A 2010 DNA test, conducted after her lawsuit was filed, determined the probability that Boa-Ubol fathered the child was 99.9999997 percent, records show. Boa-Ubol, who at the time was in California, told the Tribune last year that he gave a DNA sample but denied he had sex with her.

"Oh, how wonderful," he told a reporter who informed him of the test results. "I don't believe it."

Law enforcement authorities said Blaine and the woman approached them in October, but it took another seven months before they were able to find Boa-Ubol.

Leaders at the Stickney Township temple told investigators that Boa-Ubol was working at the Wat Buddhavipassana temple in Long Beach, Calif., but sources in California said they believed he had moved to Anchorage, according to Bilecki.

He eventually was traced to a restaurant in the Anchorage airport where he worked as a dishwasher and was arrested by FBI agents after the county warrant was issued. Bilecki said police were able to pursue the case although it happened several years ago because the victim was a minor at the time the alleged sexual assaults occurred. State law extends the statute of limitations in such cases from 10 years to 20 years.

It was not the first time Boa-Ubol was accused of molesting a child.
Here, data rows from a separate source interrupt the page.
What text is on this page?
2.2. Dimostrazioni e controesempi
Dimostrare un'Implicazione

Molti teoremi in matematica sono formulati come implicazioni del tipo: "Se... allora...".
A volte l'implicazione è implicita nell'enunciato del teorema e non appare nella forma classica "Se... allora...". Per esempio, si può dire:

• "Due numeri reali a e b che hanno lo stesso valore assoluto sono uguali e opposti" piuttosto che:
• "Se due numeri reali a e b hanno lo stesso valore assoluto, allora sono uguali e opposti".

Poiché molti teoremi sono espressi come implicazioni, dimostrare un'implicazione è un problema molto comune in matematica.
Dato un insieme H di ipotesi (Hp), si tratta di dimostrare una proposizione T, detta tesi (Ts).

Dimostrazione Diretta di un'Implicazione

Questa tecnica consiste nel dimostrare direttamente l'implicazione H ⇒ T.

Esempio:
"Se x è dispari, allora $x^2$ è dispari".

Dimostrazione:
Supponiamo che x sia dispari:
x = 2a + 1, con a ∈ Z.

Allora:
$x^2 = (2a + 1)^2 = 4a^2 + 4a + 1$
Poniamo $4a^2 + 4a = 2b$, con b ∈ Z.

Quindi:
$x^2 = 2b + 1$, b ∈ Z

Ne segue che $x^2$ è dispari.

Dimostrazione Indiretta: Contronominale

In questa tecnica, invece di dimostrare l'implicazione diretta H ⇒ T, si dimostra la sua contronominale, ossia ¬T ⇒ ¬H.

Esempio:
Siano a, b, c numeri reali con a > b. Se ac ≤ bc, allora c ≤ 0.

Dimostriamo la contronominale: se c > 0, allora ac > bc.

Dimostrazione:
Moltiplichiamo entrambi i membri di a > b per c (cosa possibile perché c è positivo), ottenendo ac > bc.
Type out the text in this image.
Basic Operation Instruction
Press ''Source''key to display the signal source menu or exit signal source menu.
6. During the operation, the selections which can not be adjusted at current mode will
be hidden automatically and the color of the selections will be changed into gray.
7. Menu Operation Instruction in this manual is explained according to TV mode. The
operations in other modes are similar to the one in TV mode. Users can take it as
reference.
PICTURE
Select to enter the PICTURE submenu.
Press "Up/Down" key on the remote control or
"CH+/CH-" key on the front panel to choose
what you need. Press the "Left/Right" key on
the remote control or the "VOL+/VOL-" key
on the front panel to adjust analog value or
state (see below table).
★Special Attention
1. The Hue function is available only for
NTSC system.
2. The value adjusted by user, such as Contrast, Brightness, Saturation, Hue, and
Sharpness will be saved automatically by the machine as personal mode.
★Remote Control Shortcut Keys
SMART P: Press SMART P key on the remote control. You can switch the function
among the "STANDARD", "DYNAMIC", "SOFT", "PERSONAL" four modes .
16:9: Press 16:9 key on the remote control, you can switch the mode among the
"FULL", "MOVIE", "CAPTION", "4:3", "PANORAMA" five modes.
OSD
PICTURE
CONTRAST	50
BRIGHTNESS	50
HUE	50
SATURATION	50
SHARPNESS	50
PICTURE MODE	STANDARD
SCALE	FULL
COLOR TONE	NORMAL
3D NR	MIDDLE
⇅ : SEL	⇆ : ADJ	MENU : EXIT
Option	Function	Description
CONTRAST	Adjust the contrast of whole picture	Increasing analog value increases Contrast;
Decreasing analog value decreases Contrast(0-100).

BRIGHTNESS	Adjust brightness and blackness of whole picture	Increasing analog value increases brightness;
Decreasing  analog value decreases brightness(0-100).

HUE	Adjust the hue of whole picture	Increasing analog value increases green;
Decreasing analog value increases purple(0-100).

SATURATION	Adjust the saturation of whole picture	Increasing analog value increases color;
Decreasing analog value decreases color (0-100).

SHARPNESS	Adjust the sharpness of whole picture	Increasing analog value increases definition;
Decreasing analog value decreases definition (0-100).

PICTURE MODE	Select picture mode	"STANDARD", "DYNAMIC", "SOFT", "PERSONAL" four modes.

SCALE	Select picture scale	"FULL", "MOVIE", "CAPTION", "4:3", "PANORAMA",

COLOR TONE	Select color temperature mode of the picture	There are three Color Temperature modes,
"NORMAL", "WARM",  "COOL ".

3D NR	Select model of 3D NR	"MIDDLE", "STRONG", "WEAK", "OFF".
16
The Tribune's investigation found that temple leaders met with a 12-year-old girl and her family in 2000 after the girl alleged that the monk had fondled her during a tutoring session. In a subsequent letter to the family, temple leaders assured the family that Boa-Ubol "accepted what he had done" and was returning to Thailand permanently, the newspaper reported.

Bilecki said he was not aware of any other investigations of suspected sexual assault pending against Boa-Ubol.